Homology model for the TRPV1 channel reveals a PIP₂-binding site. (A) Side view of the solvated TRPV1–PIP₂-bound channel embedded into a POPC lipid bilayer. Three of the four channel-bound PIP₂ molecules in surface representation can be seen. Blue spheres are Na⁺, and green spheres are Cl⁻ ions (140 mM NaCl). Water molecules (TIP₃) are represented as the transparent red spheres conforming the background. (B) Ribbon diagram of the TRPV1 channel depicting one subunit in yellow and one bound PIP₂ molecule. The two positively (R701 and K710) charged amino acid residues involved in the apparent PIP₂ binding are shown in stick representation. Notice the cluster of positively charged residues contained in the proximal part of the C terminus. (C) Two channel subunits (purple and yellow) and one PIP₂ molecule are highlighted to describe the interactions between the aliphatic chains and the polar head of PIP₂ with the channel.

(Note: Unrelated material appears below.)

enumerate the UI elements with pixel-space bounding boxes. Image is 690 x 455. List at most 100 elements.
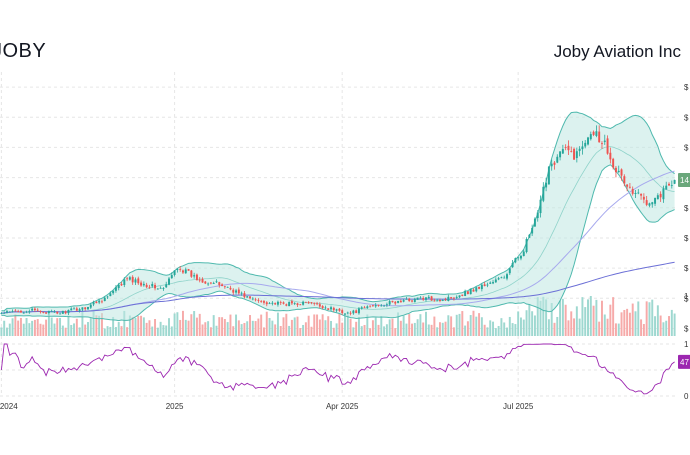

The aliphatic chains of PIP₂ are making contact with the S6 and S5 transmembrane domains of one subunit [S6(A) and S5(A)] and with the S6 segment of the adjacent subunit [S6(B)]. (D) Structures defining the PIP₂ binding (α-helix comprising residues 696–722) and the channel temperature sensitivity (α-helix comprising residues 696–722). Residues 777–810 define the structure proposed as the PIP₂ inhibitory binding site (13).